Присматривался я и к студенточкам. Надо сказать, что встречались среди них и заучки, как Келлиана, для которой на первом месте стояли оценки за рефераты, но были и охотницы, так хорошо знакомые мне по дворцовым повадкам. Тем получение знаний было только предлогом в поисках выгодной партии для замужества. Их первым делом выделял взгляд — оценивающий, взвешивающий тебя на предмет количества денег в твоем кошельке и родословной. И если ты признавался годным, то взгляд тут же менялся на заискивающе-призывный, говорящий «Я вся твоя, только женись». Таких я тут же старался вежливо обойти стороной, не давая поводов развить мысли обо мне, как о потенциальном муже. Это не дворец, где папа топнет ногой и заявит, что сам найдет мне жену. Здесь я под личиной и инкогнито, а раскрываться желания нет, иначе будет то же, что и во дворце.
Кстати, о Келлиане. Мои первые впечатления о ней, как о пассии декана, признавшего её приемной дочерью, несколько развеялись, когда я стал бывать в их доме. Поведение этих двоих ни как не походило на влюбленность. Да, некоторая сердечность и заботливость со стороны лорда Танатоса просматривалась, но со стороны Келли это было почтение, не более. Ни каких тайных взглядов, нечаянных прикосновений — ничего! Но ведь они могут притворяться! Но тут же признавал, что Келли, с её наивностью и робостью, не тянет на хорошую актрису.

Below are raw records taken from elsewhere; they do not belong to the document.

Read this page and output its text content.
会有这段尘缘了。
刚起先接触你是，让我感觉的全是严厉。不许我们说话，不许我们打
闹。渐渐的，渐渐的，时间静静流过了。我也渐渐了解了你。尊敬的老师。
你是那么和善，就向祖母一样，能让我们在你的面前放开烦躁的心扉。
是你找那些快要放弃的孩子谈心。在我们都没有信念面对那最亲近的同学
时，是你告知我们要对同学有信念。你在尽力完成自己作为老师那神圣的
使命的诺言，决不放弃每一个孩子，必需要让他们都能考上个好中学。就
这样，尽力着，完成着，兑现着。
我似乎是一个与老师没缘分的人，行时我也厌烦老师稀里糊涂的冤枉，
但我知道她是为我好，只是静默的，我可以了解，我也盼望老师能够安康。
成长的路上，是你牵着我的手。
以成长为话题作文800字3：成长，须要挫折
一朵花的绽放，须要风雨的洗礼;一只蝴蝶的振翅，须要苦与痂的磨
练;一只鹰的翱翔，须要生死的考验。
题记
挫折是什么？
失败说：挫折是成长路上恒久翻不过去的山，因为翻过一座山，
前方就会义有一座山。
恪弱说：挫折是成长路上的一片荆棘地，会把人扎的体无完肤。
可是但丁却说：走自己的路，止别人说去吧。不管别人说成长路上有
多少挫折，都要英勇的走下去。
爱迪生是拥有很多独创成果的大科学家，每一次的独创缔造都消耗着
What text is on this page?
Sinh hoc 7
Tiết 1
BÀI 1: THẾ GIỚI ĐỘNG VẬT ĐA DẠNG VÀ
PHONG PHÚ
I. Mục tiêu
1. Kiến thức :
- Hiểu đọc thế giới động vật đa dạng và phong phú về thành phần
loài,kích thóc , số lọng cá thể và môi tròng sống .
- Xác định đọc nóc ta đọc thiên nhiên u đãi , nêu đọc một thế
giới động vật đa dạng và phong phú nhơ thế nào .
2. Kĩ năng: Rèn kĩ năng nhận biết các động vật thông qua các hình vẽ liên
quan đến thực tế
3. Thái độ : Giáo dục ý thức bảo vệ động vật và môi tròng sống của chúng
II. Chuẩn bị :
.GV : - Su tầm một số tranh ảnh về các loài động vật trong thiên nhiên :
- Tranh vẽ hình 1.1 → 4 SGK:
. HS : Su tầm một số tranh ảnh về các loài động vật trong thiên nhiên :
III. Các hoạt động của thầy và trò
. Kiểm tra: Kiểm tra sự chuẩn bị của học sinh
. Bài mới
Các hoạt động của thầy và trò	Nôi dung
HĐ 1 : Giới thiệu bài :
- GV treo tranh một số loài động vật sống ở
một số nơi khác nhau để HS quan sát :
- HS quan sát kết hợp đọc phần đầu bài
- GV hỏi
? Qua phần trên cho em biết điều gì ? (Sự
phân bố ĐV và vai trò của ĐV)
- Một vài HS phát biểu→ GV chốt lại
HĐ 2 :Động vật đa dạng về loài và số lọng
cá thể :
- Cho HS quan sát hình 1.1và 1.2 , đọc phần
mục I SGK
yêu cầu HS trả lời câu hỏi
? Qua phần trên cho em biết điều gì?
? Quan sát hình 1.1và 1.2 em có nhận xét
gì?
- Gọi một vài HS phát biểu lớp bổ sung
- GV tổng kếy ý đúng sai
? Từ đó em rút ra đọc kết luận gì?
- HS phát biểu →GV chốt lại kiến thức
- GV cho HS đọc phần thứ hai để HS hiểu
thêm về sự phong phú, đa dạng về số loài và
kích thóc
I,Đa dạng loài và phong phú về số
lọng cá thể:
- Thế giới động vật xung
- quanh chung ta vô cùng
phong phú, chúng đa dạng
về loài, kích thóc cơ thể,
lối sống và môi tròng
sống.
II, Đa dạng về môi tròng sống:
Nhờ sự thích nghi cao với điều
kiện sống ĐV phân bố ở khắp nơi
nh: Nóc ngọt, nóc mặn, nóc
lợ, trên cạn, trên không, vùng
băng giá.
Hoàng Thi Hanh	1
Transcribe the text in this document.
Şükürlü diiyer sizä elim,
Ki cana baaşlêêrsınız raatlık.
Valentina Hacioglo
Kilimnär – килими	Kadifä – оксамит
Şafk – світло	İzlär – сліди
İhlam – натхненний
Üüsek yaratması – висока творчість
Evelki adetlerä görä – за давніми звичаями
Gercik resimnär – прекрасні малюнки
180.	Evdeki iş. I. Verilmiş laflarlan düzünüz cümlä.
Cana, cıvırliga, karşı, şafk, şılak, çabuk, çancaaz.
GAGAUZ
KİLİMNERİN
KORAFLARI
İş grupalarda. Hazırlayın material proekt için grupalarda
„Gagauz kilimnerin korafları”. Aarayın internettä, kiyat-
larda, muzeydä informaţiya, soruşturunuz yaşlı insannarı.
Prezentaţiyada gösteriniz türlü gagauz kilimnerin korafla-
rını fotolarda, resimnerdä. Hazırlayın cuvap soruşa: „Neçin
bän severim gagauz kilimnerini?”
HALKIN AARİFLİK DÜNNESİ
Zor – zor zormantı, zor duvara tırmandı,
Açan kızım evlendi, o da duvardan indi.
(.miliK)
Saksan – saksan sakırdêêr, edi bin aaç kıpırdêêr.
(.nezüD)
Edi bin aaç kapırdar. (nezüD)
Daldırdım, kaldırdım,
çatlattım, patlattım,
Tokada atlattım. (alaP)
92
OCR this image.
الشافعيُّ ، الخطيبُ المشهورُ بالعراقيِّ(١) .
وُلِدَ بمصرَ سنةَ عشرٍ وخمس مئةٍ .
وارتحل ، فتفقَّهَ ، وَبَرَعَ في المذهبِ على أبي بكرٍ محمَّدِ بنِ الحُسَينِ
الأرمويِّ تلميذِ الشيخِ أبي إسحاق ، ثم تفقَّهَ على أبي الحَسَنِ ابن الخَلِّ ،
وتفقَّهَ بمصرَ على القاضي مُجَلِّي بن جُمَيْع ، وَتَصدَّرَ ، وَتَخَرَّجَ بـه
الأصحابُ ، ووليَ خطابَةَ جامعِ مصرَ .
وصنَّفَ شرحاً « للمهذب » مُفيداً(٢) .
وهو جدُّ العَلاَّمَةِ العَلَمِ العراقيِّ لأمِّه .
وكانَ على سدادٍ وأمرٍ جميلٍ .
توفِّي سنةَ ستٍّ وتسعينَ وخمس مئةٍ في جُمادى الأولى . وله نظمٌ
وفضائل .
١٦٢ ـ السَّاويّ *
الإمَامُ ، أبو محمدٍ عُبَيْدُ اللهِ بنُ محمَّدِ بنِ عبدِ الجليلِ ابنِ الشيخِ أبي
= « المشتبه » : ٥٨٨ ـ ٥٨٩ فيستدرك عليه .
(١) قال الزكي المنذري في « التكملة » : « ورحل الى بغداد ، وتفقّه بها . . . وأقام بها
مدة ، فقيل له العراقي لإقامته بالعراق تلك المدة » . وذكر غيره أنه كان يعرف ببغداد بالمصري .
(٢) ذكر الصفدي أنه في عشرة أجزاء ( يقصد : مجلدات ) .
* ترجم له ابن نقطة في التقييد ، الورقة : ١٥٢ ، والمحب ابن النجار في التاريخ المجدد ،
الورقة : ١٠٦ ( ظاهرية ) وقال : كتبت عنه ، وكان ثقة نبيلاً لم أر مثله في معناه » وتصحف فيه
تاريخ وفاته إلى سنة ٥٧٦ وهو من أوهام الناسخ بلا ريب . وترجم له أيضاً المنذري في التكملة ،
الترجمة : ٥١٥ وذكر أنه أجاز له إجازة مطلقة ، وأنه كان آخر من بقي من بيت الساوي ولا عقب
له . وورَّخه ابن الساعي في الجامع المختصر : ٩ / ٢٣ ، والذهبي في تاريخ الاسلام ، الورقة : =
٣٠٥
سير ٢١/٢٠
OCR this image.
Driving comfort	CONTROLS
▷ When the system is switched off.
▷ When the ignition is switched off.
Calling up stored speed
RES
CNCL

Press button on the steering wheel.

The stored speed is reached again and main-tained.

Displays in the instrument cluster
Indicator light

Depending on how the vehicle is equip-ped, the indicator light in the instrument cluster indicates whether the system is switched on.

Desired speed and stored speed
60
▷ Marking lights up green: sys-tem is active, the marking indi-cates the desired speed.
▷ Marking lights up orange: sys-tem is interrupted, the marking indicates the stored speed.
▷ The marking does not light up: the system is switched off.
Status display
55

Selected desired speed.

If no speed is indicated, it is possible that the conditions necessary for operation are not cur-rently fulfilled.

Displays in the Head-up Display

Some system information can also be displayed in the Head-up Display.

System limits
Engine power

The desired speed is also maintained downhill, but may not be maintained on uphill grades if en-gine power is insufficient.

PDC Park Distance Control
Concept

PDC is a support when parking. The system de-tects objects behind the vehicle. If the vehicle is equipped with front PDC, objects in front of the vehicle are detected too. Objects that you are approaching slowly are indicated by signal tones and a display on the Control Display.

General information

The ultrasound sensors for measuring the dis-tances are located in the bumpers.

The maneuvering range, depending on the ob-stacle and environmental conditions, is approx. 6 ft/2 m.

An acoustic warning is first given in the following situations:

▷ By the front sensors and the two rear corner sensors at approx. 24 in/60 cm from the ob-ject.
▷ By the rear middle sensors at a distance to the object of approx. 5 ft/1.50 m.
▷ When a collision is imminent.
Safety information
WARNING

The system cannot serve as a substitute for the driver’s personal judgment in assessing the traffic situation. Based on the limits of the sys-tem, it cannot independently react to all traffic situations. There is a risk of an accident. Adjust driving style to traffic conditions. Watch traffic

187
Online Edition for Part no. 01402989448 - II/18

Эта девушка мне была интересна. И не только потому, что за внешним старанием показаться невзрачной и незаметной, она была красива. Да и волосы! Надо признать, что я не сразу понял, что это волосы инициированного некроманта. Келли переплетала их цветной атласной лентой, от чего волосы приобретали её оттенок. Поэтому поначалу казалось, что они то отдают голубым, то розовым.
А еще Келли выдал взгляд. Однажды им она отреагировала на непристойную выходку одного из студентов. В этом взгляде было снисхождение человека, много видевшего и пережившего. Её глаза говорили: «Ты глуп, ты ничего не знаешь об этой жизни, но я прощаю тебя». Такой взгляд мне был знаком, так на меня смотрел отец, когда отчитывал за очередной проступок.
А потом был бал середины зимы, где я встретил Келлиану, представленную ко двору. Пусть и приемную дочь, но король признал её, как законную наследницу рода Танатос. Это стало еще одним аргументом усомниться в своих выводах о ней и декане, как любовниках. Вряд ли лорд признал бы свою постельную утешительницу наследницей.
Я впервые, словно вновь, увидел Келли. Девушка была прекрасна. От диадемы, что сверкала в её платиновых волосах, зеленых глаз, тонкой фигурки в изящном платье, до туфелек на стройных ножках, лодыжки которых открывались при каждом повороте в танце. Засмотрелся и не заметил, как подошел отец и понял, на кого я смотрю.
— Хороша, — произнес король, кивнув на танцующую Келлиану. — Мне сказали, что ты сдружился с ней.
— Не только с ней, — ворчливо ответил, так как несколько стушевался. — Я со многими дружу в академии.
— Вот и дружи, — назидательно сказал отец, сделав ударение на слове «дружи», и отошел.
Вот, ведь папа! Дал разрешение только дружить, а на остальное ни-ни, не раскатывай губы. И что это за забота такая о приемной дочке декана академии, хоть и лорда!? И более знатные не отказывали во внимании, и король ничего не говорил и не предупреждал, да еще таким назидательным тоном. Хотя, отец и лорд Танатос давно дружат, некромант незаменим в советах, которые не раз спасали королевство. Папа не хочет потерять это из-за моих «хотелок». Да, надо сдержать себя, а то король сгоряча женит на какой-нибудь полезной для страны выдре. Меня аж передернуло от подобной мысли. Но ведь потанцевать и пофлиртовать никто не запрещал?!